Grocery shopping: Women will make a list of what she needs and purchases these items at once. Men will wait until he can't suck out any more toothpaste from the tube and there's nothing left but a half stick of "I can't believe it's not butter" in the fridge before going to the store.

Laundry: Women will do laundry every couple of days or so. Men only do laundry when the piles of clothing cannot be dictated what's clean and what's dirty. There's usually 3 piles of "dirty" for men: Un-Funky (still can be worn 3 or 4 more times), Semi-Funky ( pushing it, but can be worn 2 more times if aired out correctly), and Truly Funky ( worn only if the two other piles have crept into this one. Making it confusing to distinguish what is actually clean) Heavy cologne usage usually follows.

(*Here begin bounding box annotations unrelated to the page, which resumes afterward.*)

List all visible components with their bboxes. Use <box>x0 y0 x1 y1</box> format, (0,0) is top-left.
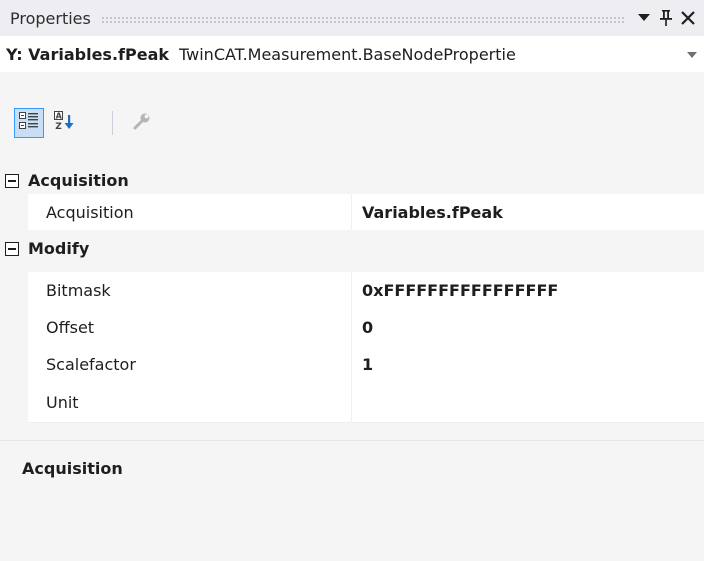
row-divider <box>28 422 704 423</box>
svg-text:A: A <box>56 112 63 121</box>
row-gutter <box>0 309 28 348</box>
row-gutter <box>0 384 28 423</box>
chevron-down-icon[interactable] <box>634 6 654 30</box>
row-gutter <box>0 194 28 233</box>
property-name: Scalefactor <box>46 355 136 374</box>
property-row-unit[interactable]: Unit <box>0 384 704 423</box>
row-gutter <box>0 346 28 385</box>
wrench-icon <box>133 112 151 134</box>
category-label: Modify <box>28 239 90 258</box>
property-value[interactable]: 1 <box>362 355 373 374</box>
collapse-icon[interactable] <box>5 174 19 188</box>
categorized-icon <box>19 112 39 134</box>
category-label: Acquisition <box>28 171 129 190</box>
property-pages-button[interactable] <box>127 108 157 138</box>
selected-object-type: TwinCAT.Measurement.BaseNodePropertie <box>179 44 516 64</box>
property-value[interactable]: Variables.fPeak <box>362 203 503 222</box>
svg-text:Z: Z <box>55 122 62 131</box>
selected-object-name: Y: Variables.fPeak <box>6 44 170 64</box>
close-icon[interactable] <box>678 6 698 30</box>
property-value[interactable]: 0xFFFFFFFFFFFFFFFF <box>362 281 558 300</box>
column-divider[interactable] <box>351 384 352 423</box>
toolbar-separator <box>112 111 113 135</box>
column-divider[interactable] <box>351 346 352 385</box>
alphabetical-button[interactable]: A Z <box>50 108 80 138</box>
property-name: Acquisition <box>46 203 134 222</box>
description-pane: Acquisition <box>0 440 704 561</box>
pin-icon[interactable] <box>656 6 676 30</box>
property-row-acquisition[interactable]: Acquisition Variables.fPeak <box>0 194 704 233</box>
property-row-offset[interactable]: Offset 0 <box>0 309 704 348</box>
title-grip[interactable] <box>100 15 624 23</box>
chevron-down-icon[interactable] <box>684 48 700 61</box>
collapse-icon[interactable] <box>5 242 19 256</box>
property-name: Offset <box>46 318 95 337</box>
column-divider[interactable] <box>351 272 352 311</box>
category-modify[interactable]: Modify <box>0 230 704 269</box>
property-value[interactable]: 0 <box>362 318 373 337</box>
column-divider[interactable] <box>351 194 352 233</box>
property-row-bitmask[interactable]: Bitmask 0xFFFFFFFFFFFFFFFF <box>0 272 704 311</box>
categorized-button[interactable] <box>14 108 44 138</box>
property-name: Unit <box>46 393 79 412</box>
sort-alphabetical-icon: A Z <box>54 111 76 135</box>
properties-title-bar: Properties <box>0 0 704 36</box>
panel-title: Properties <box>10 8 91 28</box>
description-title: Acquisition <box>22 459 123 478</box>
property-name: Bitmask <box>46 281 111 300</box>
property-row-scalefactor[interactable]: Scalefactor 1 <box>0 346 704 385</box>
object-selector[interactable]: Y: Variables.fPeak TwinCAT.Measurement.B… <box>0 36 704 72</box>
column-divider[interactable] <box>351 309 352 348</box>
row-gutter <box>0 272 28 311</box>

Nicknames: Women will nickname anything and everything. Always adding a "Y" to the end of names. She'll nickname friends, her favorite foods, and sometimes her shoes: Baggy, Snacky, Katy. Men have nicknames, too. He usually uses endearing nicknames in reference to his buddies or when angry at something: Jackass, Dumbass, Smartass, Asshole, Dickhead, Shithead, Dick for brains, Douchebag, Assmunch, Bitchass.

Admitting mistakes: Women will admit to a mistake from time to time. The last time a man admitted to making a mistake was General Custer.

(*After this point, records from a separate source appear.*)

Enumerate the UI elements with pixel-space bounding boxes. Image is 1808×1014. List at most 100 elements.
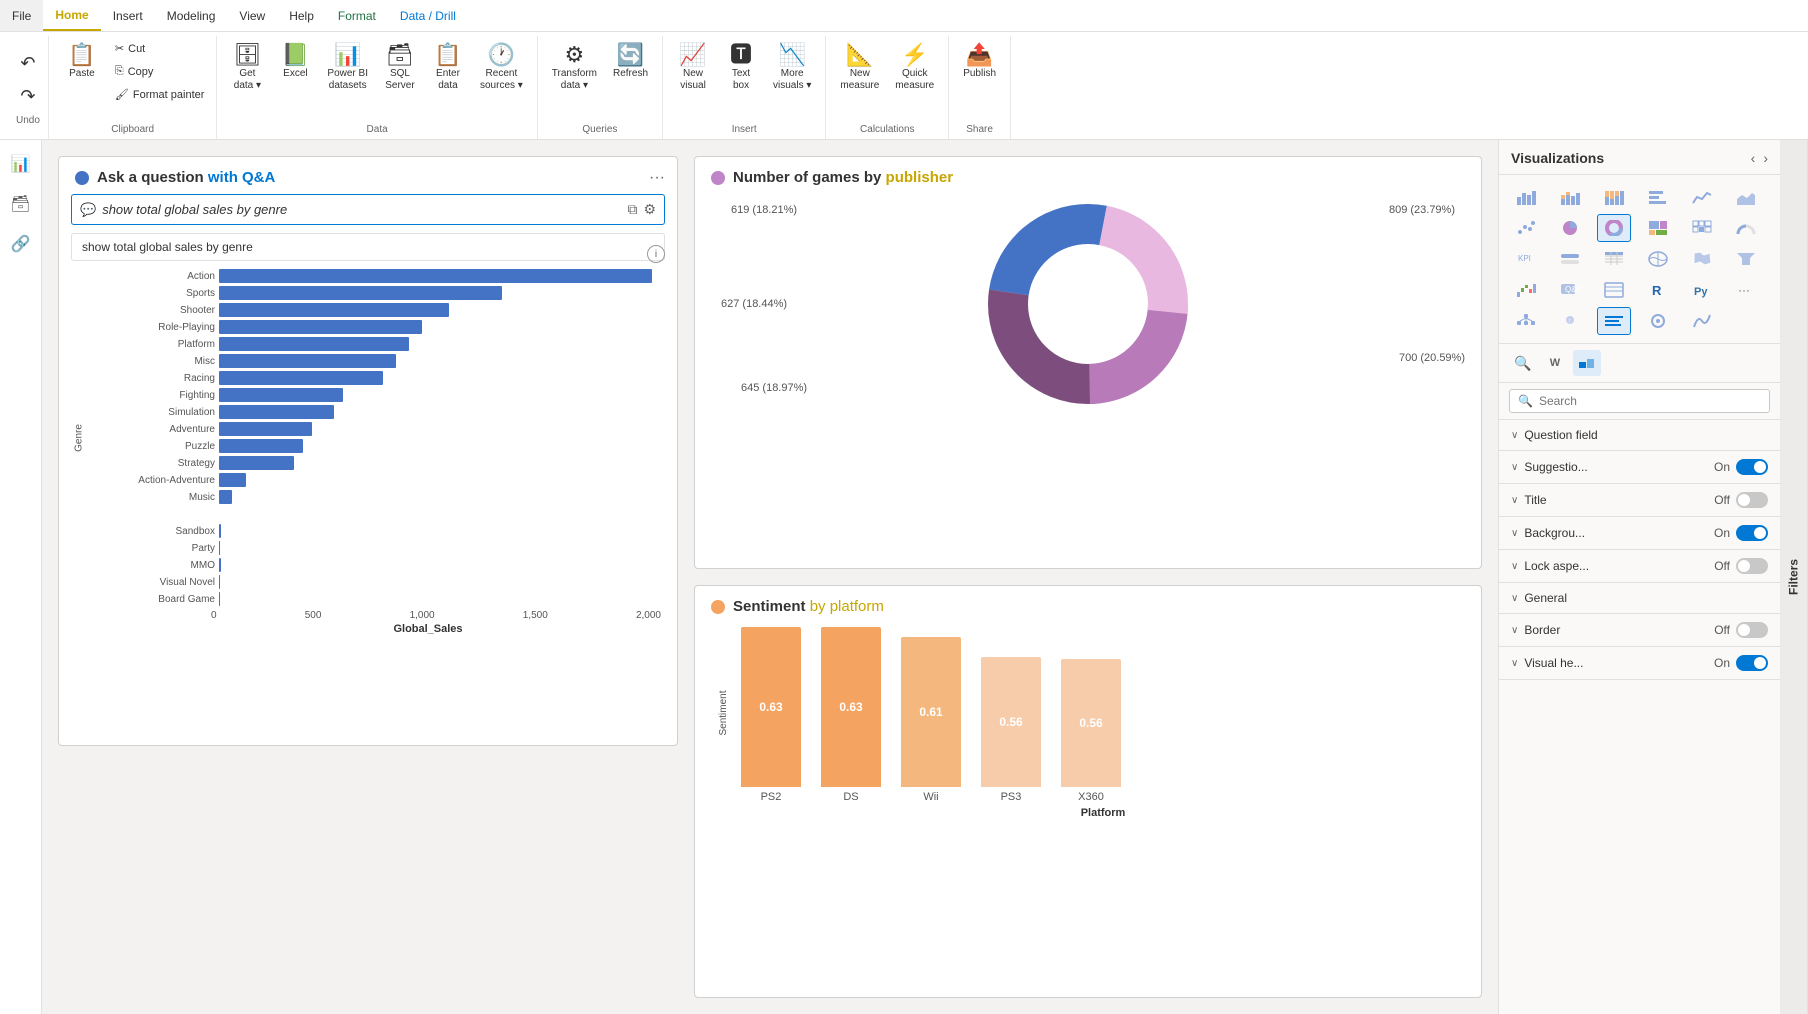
new-visual-button[interactable]: 📈 Newvisual bbox=[671, 40, 715, 96]
recent-sources-button[interactable]: 🕐 Recentsources ▾ bbox=[474, 40, 529, 96]
viz-line-chart-icon[interactable] bbox=[1685, 183, 1719, 211]
viz-slicer-icon[interactable] bbox=[1553, 245, 1587, 273]
qna-copy-icon[interactable]: ⧉ bbox=[627, 201, 637, 218]
sql-server-button[interactable]: 🗃 SQLServer bbox=[378, 40, 422, 96]
bar-fill bbox=[219, 575, 220, 589]
tab-file[interactable]: File bbox=[0, 0, 43, 31]
viz-scatter-icon[interactable] bbox=[1509, 214, 1543, 242]
background-label: Backgrou... bbox=[1524, 526, 1585, 540]
border-section[interactable]: ∨ Border Off bbox=[1499, 614, 1780, 646]
panel-search-input[interactable] bbox=[1539, 394, 1761, 408]
viz-table-icon[interactable] bbox=[1597, 245, 1631, 273]
general-section[interactable]: ∨ General bbox=[1499, 583, 1780, 613]
qna-settings-icon[interactable]: ⚙ bbox=[643, 201, 656, 218]
new-measure-button[interactable]: 📐 Newmeasure bbox=[834, 40, 885, 96]
viz-filled-map-icon[interactable] bbox=[1685, 245, 1719, 273]
enter-data-button[interactable]: 📋 Enterdata bbox=[426, 40, 470, 96]
sentiment-dot bbox=[711, 600, 725, 614]
tab-insert[interactable]: Insert bbox=[101, 0, 155, 31]
text-box-button[interactable]: 🆃 Textbox bbox=[719, 40, 763, 96]
viz-gauge-icon[interactable] bbox=[1729, 214, 1763, 242]
queries-group-label: Queries bbox=[546, 124, 654, 139]
redo-button[interactable]: ↷ bbox=[16, 82, 40, 111]
viz-matrix-icon[interactable] bbox=[1685, 214, 1719, 242]
undo-button[interactable]: ↶ bbox=[16, 49, 40, 78]
viz-treemap-icon[interactable] bbox=[1641, 214, 1675, 242]
viz-funnel-icon[interactable] bbox=[1729, 245, 1763, 273]
qna-suggestion[interactable]: show total global sales by genre bbox=[71, 233, 665, 261]
viz-100-stacked-bar-icon[interactable] bbox=[1597, 183, 1631, 211]
visual-header-toggle[interactable] bbox=[1736, 655, 1768, 671]
viz-donut-icon[interactable] bbox=[1597, 214, 1631, 242]
lock-aspect-toggle[interactable] bbox=[1736, 558, 1768, 574]
viz-custom1-icon[interactable] bbox=[1685, 307, 1719, 335]
panel-expand-button[interactable]: › bbox=[1763, 150, 1768, 166]
bar-label: Fighting bbox=[95, 390, 215, 401]
get-data-button[interactable]: 🗄 Getdata ▾ bbox=[225, 40, 269, 96]
visual-header-section[interactable]: ∨ Visual he... On bbox=[1499, 647, 1780, 679]
get-data-icon: 🗄 bbox=[233, 44, 261, 66]
lock-aspect-label: Lock aspe... bbox=[1524, 559, 1589, 573]
lock-aspect-section[interactable]: ∨ Lock aspe... Off bbox=[1499, 550, 1780, 582]
refresh-button[interactable]: 🔄 Refresh bbox=[607, 40, 654, 84]
qna-info-btn[interactable]: i bbox=[647, 245, 665, 263]
viz-word-cloud-tool[interactable]: W bbox=[1541, 350, 1569, 376]
transform-data-button[interactable]: ⚙ Transformdata ▾ bbox=[546, 40, 603, 96]
viz-qna-icon[interactable]: Q&A bbox=[1553, 276, 1587, 304]
viz-area-chart-icon[interactable] bbox=[1729, 183, 1763, 211]
tab-view[interactable]: View bbox=[227, 0, 277, 31]
copy-button[interactable]: ⎘ Copy bbox=[111, 63, 209, 80]
new-visual-label: Newvisual bbox=[680, 68, 706, 92]
background-section[interactable]: ∨ Backgrou... On bbox=[1499, 517, 1780, 549]
viz-stacked-bar-icon[interactable] bbox=[1553, 183, 1587, 211]
viz-more-icon[interactable]: ··· bbox=[1729, 276, 1763, 304]
title-toggle[interactable] bbox=[1736, 492, 1768, 508]
viz-pie-icon[interactable] bbox=[1553, 214, 1587, 242]
viz-table2-icon[interactable] bbox=[1597, 276, 1631, 304]
format-painter-button[interactable]: 🖌 Format painter bbox=[111, 86, 209, 103]
paste-button[interactable]: 📋 Paste bbox=[57, 40, 107, 84]
viz-bar-tool[interactable] bbox=[1573, 350, 1601, 376]
viz-python-icon[interactable]: Py bbox=[1685, 276, 1719, 304]
viz-circle-icon[interactable] bbox=[1641, 307, 1675, 335]
viz-decomp-icon[interactable] bbox=[1509, 307, 1543, 335]
tab-help[interactable]: Help bbox=[277, 0, 326, 31]
background-toggle[interactable] bbox=[1736, 525, 1768, 541]
viz-horizontal-bar-icon[interactable] bbox=[1641, 183, 1675, 211]
filters-tab[interactable]: Filters bbox=[1780, 140, 1808, 1014]
tab-format[interactable]: Format bbox=[326, 0, 388, 31]
question-field-section[interactable]: ∨ Question field bbox=[1499, 420, 1780, 450]
publish-button[interactable]: 📤 Publish bbox=[957, 40, 1002, 84]
quick-measure-button[interactable]: ⚡ Quickmeasure bbox=[889, 40, 940, 96]
viz-waterfall-icon[interactable] bbox=[1509, 276, 1543, 304]
panel-collapse-button[interactable]: ‹ bbox=[1751, 150, 1756, 166]
x-axis-label: Global_Sales bbox=[75, 623, 661, 635]
title-section[interactable]: ∨ Title Off bbox=[1499, 484, 1780, 516]
bar-row: Music bbox=[95, 490, 661, 504]
data-view-button[interactable]: 🗃 bbox=[5, 188, 37, 220]
viz-smart-narrative-icon[interactable] bbox=[1597, 307, 1631, 335]
bar-container bbox=[219, 524, 661, 538]
viz-r-icon[interactable]: R bbox=[1641, 276, 1675, 304]
more-visuals-button[interactable]: 📉 Morevisuals ▾ bbox=[767, 40, 817, 96]
viz-bar-chart-icon[interactable] bbox=[1509, 183, 1543, 211]
suggestion-section[interactable]: ∨ Suggestio... On bbox=[1499, 451, 1780, 483]
viz-map-icon[interactable] bbox=[1641, 245, 1675, 273]
border-toggle[interactable] bbox=[1736, 622, 1768, 638]
qna-search-input[interactable] bbox=[102, 202, 621, 217]
model-view-button[interactable]: 🔗 bbox=[5, 228, 37, 260]
excel-button[interactable]: 📗 Excel bbox=[273, 40, 317, 84]
suggestion-toggle[interactable] bbox=[1736, 459, 1768, 475]
cut-button[interactable]: ✂ Cut bbox=[111, 40, 209, 57]
report-view-button[interactable]: 📊 bbox=[5, 148, 37, 180]
viz-search-tool[interactable]: 🔍 bbox=[1509, 350, 1537, 376]
viz-kpi-icon[interactable]: KPI bbox=[1509, 245, 1543, 273]
svg-text:KPI: KPI bbox=[1518, 254, 1531, 263]
power-bi-datasets-button[interactable]: 📊 Power BIdatasets bbox=[321, 40, 374, 96]
qna-more-button[interactable]: ··· bbox=[649, 169, 665, 187]
tab-data-drill[interactable]: Data / Drill bbox=[388, 0, 468, 31]
tab-modeling[interactable]: Modeling bbox=[155, 0, 228, 31]
tab-home[interactable]: Home bbox=[43, 0, 100, 31]
bar-row: Misc bbox=[95, 354, 661, 368]
viz-key-influencers-icon[interactable]: ↑ bbox=[1553, 307, 1587, 335]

Dressing up: Women will dress up for anything: Watering the plants, grocery shopping, getting the mail, walking the dog, and getting her hair done. Men will only dress up for their wedding and their funeral.

Yes, there are many differences between the sexes. There are verbal and non-verbal ways of conveying information to one another. Communication doesn't require either party to utter a single sound. In fact, you can sometimes communicate louder in silence than you ever could with words. (Think about that the next time you're in an argument.)

What will emerge for men and women in the future? Will men stop listening in testerone? Will women stop speaking in estrogen? Hell if I know. Maybe Mr. George Bernard Shaw, an Irish novelist, playright and critic, can elucidate us with this quote:

"The single biggest problem in communication is the illusion that it has taken place."


1 Comments:

At Friday, August 27, 2004 9:14:00 PM , Anonymous Anonymous said...

This is some funny writing. Great blog! Keep up the funny stories. I enjoy them a great deal.